A charity of nuns and other religious nonprofits who contested Obamacare’s birth control rules will plead their case to the Supreme Court on March 23.

Oral arguments in the case, Zubik v. Burwell, will mark the fourth time the justices have weighed in on President Obama’s signature law — the Affordable Care Act — and the second time it’s heard from devout employers who object to the administration’s “contraception mandate.”

Religious nonprofits are pushing for a full exemption from the regulation, an outgrowth of the Affordable Care Act of 2010 that requires employers to cover 20 types of FDA-approved contraceptives in their plans or else pay crippling fines.

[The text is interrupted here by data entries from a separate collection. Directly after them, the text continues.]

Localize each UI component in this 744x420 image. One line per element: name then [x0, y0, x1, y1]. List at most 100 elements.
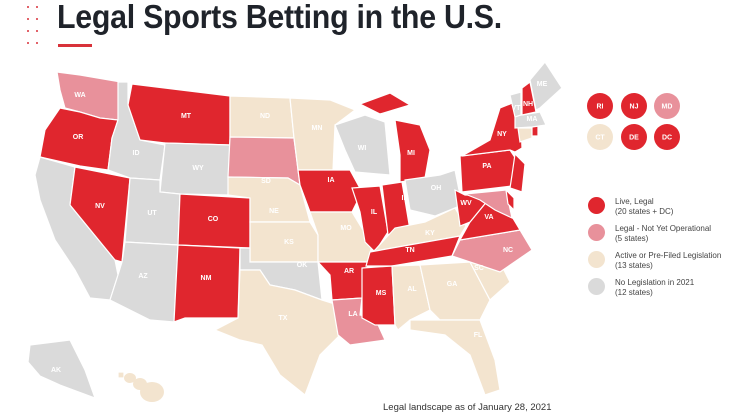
state-label: WI: [358, 145, 367, 152]
dot: [27, 18, 29, 20]
page-title: Legal Sports Betting in the U.S.: [57, 0, 502, 35]
state-tx: [213, 269, 346, 396]
state-label: WV: [460, 200, 472, 207]
legend-label: No Legislation in 2021: [615, 278, 695, 287]
state-label: CA: [43, 231, 53, 238]
legend-count: (20 states + DC): [615, 207, 674, 216]
state-tn: [365, 235, 461, 267]
state-nj: [509, 152, 526, 193]
legend-swatch: [588, 224, 605, 241]
dot: [27, 30, 29, 32]
decorative-dots: [27, 6, 43, 48]
state-label: NY: [497, 131, 507, 138]
state-nm: [173, 244, 241, 323]
legend-text: Live, Legal (20 states + DC): [615, 197, 673, 217]
state-label: AK: [51, 367, 61, 374]
state-ri: [531, 125, 539, 137]
state-label: VT: [512, 105, 522, 112]
dot: [36, 42, 38, 44]
state-label: IN: [402, 195, 409, 202]
state-label: MI: [407, 150, 415, 157]
state-de: [505, 188, 515, 212]
state-label: MS: [376, 290, 387, 297]
state-nv: [69, 166, 131, 263]
state-label: TX: [279, 315, 288, 322]
legend-label: Live, Legal: [615, 197, 654, 206]
legend-item-none: No Legislation in 2021 (12 states): [588, 278, 721, 298]
state-label: NV: [95, 203, 105, 210]
circle-label: DE: [629, 135, 639, 142]
legend-text: Legal - Not Yet Operational (5 states): [615, 224, 711, 244]
legend-label: Legal - Not Yet Operational: [615, 224, 712, 233]
state-label: NH: [523, 101, 533, 108]
state-label: OK: [297, 262, 308, 269]
circle-marker: [621, 124, 647, 150]
state-label: KS: [284, 239, 294, 246]
state-label: ID: [133, 150, 140, 157]
legend-item-active: Active or Pre-Filed Legislation (13 state…: [588, 251, 721, 271]
state-ct: [517, 127, 533, 143]
legend-count: (12 states): [615, 288, 653, 297]
state-hi: [117, 371, 125, 379]
dot: [27, 6, 29, 8]
state-ak: [27, 339, 96, 400]
state-vt: [509, 91, 522, 118]
small-state-circle-dc: DC: [654, 124, 680, 150]
circle-marker: [621, 93, 647, 119]
state-label: OR: [73, 134, 84, 141]
state-label: SD: [261, 178, 271, 185]
small-state-circle-de: DE: [621, 124, 647, 150]
state-label: GA: [447, 281, 458, 288]
state-fl: [409, 319, 501, 396]
state-label: MT: [181, 113, 192, 120]
state-label: AR: [344, 268, 354, 275]
small-state-circle-ri: RI: [587, 93, 613, 119]
state-label: UT: [147, 210, 157, 217]
legend-text: Active or Pre-Filed Legislation (13 state…: [615, 251, 721, 271]
circle-label: CT: [595, 135, 605, 142]
small-state-circle-ct: CT: [587, 124, 613, 150]
state-label: NM: [201, 275, 212, 282]
state-label: MA: [527, 116, 538, 123]
circle-label: DC: [662, 135, 672, 142]
state-mn: [289, 97, 357, 171]
state-hi-island: [140, 382, 164, 402]
state-label: AL: [407, 286, 417, 293]
legend-swatch: [588, 251, 605, 268]
title-underline: [58, 44, 92, 47]
footnote: Legal landscape as of January 28, 2021: [383, 402, 552, 413]
legend-swatch: [588, 278, 605, 295]
legend-swatch: [588, 197, 605, 214]
state-label: MO: [340, 225, 352, 232]
small-state-circle-md: MD: [654, 93, 680, 119]
state-wy: [159, 142, 231, 196]
state-me: [529, 60, 563, 111]
state-mi: [358, 92, 412, 115]
state-label: VA: [484, 214, 493, 221]
state-ma: [514, 111, 547, 129]
state-nh: [521, 80, 537, 116]
state-label: LA: [348, 311, 357, 318]
state-label: ME: [537, 81, 548, 88]
small-state-circle-nj: NJ: [621, 93, 647, 119]
circle-marker: [587, 93, 613, 119]
state-md: [464, 189, 513, 220]
legend-count: (13 states): [615, 261, 653, 270]
state-label: KY: [425, 230, 435, 237]
state-label: PA: [482, 163, 491, 170]
circle-label: NJ: [630, 104, 639, 111]
legend-count: (5 states): [615, 234, 649, 243]
circle-label: RI: [597, 104, 604, 111]
state-label: SC: [474, 265, 484, 272]
state-label: TN: [405, 247, 414, 254]
circle-marker: [654, 93, 680, 119]
state-label: NE: [269, 208, 279, 215]
legend-label: Active or Pre-Filed Legislation: [615, 251, 722, 260]
state-label: ND: [260, 113, 270, 120]
state-hi-island: [124, 373, 136, 383]
legend-text: No Legislation in 2021 (12 states): [615, 278, 694, 298]
state-label: WY: [192, 165, 204, 172]
legend-item-live: Live, Legal (20 states + DC): [588, 197, 721, 217]
circle-label: MD: [662, 104, 673, 111]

The justices shielded certain corporations from the contraception mandate in 2014, citing protections within the Religious Freedom Restoration Act (RFRA) of 1993. This term, the court will look beyond the mandate itself and decide if the government’s attempt at compromise for the objecting nonprofits still imposes an undue burden.

The Little Sisters of the Poor, a group of nuns who provide elder care, and a line of Catholic archdioceses and Christian colleges say an “accommodation” furnished by the Health and Human Services Department clears the way for a third party to provide drugs and services they view as sinful, particularly morning-after pills they equate with abortion.

“After promising that the Little Sisters’ religious beliefs would be protected, the government created a new regulation requiring the Little Sisters change their healthcare plan to offer drugs that violate Catholic teaching,” the Becket Fund for Religious Liberty said in a statement announcing the date of argument.

The Justice Department will submit their main brief to the court in the coming days. At the circuit level, its attorneys compared the nonprofits to conscientious objectors who duck the draft and then want to block the government from naming someone else to fight.